Niet te missen ook is Gerona, hoofdstad van de gelijknamige procincie. Gerona is een smeltkroes van oude culturen en heeft zijn middeleeuws karakter bewaard.
Op het hoogste punt van de stad staat de kathedraal. Die bereik je via een brede trap van 100 treden aan de zijkant van het gebouw. Binnen valt vooral de enorme ruimte op. Alleen de Sint-Pieters kathedraal in Vaticaanstad is breder.
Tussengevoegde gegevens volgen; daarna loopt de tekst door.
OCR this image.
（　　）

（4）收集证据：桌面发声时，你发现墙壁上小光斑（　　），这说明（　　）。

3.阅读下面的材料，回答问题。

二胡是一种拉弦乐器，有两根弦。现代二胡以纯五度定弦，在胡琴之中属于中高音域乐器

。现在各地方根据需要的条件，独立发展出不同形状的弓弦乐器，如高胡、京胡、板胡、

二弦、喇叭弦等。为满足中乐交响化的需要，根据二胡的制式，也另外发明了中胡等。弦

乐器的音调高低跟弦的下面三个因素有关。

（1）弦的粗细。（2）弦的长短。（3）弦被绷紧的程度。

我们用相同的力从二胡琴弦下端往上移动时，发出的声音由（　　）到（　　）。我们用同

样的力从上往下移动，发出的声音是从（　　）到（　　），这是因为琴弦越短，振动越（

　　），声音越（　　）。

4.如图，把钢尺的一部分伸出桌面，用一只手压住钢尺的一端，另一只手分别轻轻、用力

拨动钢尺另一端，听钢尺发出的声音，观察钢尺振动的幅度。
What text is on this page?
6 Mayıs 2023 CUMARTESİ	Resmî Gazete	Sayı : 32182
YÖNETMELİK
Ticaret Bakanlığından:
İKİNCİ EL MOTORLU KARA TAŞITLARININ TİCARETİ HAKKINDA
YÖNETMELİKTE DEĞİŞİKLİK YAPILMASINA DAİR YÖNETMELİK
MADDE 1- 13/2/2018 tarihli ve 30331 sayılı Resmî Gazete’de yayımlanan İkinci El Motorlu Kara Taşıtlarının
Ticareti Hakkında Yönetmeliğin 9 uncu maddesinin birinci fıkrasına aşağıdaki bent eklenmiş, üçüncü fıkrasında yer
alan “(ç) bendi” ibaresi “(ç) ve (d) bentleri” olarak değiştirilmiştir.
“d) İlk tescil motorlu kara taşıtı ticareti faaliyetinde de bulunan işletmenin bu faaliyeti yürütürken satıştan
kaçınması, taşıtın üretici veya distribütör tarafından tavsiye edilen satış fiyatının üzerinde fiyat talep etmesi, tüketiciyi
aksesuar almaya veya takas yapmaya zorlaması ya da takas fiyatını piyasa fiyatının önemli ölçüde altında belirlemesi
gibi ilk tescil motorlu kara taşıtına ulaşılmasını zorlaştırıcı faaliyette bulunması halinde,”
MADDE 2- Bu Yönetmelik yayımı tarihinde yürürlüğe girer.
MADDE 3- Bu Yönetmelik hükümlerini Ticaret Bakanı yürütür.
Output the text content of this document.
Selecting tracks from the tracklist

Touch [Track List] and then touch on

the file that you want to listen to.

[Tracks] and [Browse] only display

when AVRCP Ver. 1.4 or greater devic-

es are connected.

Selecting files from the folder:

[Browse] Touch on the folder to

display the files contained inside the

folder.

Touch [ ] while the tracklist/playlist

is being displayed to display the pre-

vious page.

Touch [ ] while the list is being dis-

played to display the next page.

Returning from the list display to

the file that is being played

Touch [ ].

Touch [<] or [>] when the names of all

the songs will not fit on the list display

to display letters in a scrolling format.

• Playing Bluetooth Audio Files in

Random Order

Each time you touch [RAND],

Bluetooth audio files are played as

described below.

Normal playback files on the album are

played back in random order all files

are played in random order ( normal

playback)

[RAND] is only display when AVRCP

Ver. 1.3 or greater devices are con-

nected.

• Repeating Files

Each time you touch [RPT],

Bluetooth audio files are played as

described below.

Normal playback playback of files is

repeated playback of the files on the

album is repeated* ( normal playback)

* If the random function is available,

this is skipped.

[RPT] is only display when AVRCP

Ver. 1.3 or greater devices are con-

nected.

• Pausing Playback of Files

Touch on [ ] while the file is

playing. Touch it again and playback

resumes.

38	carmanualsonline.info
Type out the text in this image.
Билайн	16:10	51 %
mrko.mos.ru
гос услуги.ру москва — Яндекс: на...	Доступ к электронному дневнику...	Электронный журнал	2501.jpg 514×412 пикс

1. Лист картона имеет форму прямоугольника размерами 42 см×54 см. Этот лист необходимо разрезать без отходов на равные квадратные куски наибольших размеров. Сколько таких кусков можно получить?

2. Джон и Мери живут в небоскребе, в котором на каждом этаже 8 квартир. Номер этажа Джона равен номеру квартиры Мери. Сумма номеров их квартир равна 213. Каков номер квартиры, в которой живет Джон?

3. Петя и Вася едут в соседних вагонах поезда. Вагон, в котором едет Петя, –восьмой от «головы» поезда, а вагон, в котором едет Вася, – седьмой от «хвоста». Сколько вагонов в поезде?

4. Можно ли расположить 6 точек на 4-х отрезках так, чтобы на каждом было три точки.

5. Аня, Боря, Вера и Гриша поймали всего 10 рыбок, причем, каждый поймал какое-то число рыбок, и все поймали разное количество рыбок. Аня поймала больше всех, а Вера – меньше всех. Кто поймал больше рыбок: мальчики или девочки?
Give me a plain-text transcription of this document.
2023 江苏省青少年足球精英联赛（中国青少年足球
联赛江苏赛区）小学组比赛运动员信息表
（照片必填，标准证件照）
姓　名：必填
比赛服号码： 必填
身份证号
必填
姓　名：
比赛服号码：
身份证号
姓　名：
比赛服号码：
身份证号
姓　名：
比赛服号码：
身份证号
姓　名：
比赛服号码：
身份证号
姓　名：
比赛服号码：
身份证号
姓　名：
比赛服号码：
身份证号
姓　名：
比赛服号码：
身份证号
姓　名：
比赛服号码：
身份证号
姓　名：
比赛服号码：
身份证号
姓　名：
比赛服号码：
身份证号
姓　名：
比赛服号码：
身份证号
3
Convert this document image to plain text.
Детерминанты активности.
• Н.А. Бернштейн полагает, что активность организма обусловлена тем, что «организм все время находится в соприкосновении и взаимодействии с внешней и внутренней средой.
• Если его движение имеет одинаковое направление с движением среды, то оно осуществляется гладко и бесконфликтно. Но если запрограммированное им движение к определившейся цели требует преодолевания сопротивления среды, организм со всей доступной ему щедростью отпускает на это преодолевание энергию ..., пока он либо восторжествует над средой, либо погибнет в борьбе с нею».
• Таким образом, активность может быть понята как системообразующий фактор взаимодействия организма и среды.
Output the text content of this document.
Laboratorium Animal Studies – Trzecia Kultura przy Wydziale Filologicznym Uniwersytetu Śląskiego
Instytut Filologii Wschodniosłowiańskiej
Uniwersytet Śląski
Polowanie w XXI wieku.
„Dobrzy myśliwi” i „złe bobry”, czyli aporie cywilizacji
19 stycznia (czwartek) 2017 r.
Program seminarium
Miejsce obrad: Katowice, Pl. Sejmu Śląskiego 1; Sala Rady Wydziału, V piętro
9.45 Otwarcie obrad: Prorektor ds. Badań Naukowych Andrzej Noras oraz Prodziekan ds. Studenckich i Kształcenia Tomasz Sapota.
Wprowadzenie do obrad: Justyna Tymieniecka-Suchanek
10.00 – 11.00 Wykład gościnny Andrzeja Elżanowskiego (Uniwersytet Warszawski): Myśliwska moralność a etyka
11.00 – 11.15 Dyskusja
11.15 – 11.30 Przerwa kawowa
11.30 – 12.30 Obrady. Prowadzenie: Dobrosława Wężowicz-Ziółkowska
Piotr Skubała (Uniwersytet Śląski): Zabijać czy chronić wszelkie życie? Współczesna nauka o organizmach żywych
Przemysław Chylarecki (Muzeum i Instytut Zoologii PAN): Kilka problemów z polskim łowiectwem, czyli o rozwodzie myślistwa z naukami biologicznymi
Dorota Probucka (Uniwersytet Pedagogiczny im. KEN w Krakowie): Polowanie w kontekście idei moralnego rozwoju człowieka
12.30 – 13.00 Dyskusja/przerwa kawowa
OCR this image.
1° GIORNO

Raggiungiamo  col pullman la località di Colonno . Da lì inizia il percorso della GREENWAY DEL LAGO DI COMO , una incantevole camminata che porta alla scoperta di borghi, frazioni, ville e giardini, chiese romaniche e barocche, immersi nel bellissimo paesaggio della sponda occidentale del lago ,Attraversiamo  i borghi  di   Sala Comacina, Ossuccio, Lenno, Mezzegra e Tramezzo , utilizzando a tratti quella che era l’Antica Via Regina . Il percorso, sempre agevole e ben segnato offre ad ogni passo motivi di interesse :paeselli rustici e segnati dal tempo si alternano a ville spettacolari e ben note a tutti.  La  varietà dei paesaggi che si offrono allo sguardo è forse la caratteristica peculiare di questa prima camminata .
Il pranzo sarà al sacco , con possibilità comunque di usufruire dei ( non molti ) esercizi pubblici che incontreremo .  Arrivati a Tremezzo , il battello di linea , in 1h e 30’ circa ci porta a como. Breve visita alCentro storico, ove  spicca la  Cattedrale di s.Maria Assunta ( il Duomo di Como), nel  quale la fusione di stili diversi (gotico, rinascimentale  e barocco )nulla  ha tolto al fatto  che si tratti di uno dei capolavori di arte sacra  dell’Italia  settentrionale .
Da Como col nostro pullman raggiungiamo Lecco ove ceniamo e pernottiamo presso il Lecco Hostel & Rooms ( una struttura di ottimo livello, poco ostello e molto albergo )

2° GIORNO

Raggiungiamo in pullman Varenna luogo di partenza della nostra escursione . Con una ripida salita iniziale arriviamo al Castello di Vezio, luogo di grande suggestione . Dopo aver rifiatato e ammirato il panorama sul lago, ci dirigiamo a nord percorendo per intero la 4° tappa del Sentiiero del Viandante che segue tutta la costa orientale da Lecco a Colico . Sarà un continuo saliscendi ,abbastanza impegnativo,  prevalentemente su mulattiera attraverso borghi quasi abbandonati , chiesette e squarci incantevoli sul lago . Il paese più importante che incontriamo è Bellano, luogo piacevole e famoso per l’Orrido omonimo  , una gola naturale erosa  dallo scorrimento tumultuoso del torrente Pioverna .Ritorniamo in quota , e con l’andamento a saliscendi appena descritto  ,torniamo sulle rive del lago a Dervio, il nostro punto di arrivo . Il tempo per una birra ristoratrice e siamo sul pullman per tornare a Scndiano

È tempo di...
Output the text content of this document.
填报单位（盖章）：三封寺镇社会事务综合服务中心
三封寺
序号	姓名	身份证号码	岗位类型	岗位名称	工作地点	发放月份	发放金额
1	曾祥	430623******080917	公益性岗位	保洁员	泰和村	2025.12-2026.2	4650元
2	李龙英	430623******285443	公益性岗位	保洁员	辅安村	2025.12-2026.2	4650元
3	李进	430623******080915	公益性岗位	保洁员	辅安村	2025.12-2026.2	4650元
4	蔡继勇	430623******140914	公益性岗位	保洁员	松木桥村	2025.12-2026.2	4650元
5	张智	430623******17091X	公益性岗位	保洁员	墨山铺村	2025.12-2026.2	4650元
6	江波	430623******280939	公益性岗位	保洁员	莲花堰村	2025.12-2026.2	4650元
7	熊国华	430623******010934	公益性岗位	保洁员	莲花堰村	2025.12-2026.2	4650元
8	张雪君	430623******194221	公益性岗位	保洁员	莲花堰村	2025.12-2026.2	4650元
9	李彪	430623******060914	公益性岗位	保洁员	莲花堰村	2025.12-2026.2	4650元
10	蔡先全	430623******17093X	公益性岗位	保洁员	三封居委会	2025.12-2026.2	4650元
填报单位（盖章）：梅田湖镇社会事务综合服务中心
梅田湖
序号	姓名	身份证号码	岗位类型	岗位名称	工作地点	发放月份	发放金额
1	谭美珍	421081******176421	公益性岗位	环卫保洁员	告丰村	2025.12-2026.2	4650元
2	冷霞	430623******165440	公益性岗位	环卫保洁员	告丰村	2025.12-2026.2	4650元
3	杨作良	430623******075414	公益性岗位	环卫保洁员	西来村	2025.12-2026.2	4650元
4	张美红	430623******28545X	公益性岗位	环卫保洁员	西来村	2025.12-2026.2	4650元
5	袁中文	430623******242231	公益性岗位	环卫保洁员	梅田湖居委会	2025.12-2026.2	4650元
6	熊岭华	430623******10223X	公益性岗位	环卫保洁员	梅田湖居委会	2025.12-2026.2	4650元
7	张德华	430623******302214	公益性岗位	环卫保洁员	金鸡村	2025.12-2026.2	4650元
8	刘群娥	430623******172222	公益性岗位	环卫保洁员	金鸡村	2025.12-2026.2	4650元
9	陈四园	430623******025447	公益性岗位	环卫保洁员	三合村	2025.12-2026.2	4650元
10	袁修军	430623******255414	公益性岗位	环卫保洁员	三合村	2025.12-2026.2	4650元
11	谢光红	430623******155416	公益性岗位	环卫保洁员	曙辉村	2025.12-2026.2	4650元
Ook beslist de moeite waard is de joodse wijk van Gerona met zijn steegjes en trappen en de Arabische baden. Dit openbaar badhuis met zijn slanke zuilen dateert uit de 12e eeuw, maar werd niet door Arabieren maar door christenen gebouwd.
Een echt ‘ruige kust’ kan je trouwens nog altijd ontdekken even buiten de toeristische centra. Geen zandstranden, maar wel de authentieke kust met rotsen, vetplanten en woeste golven.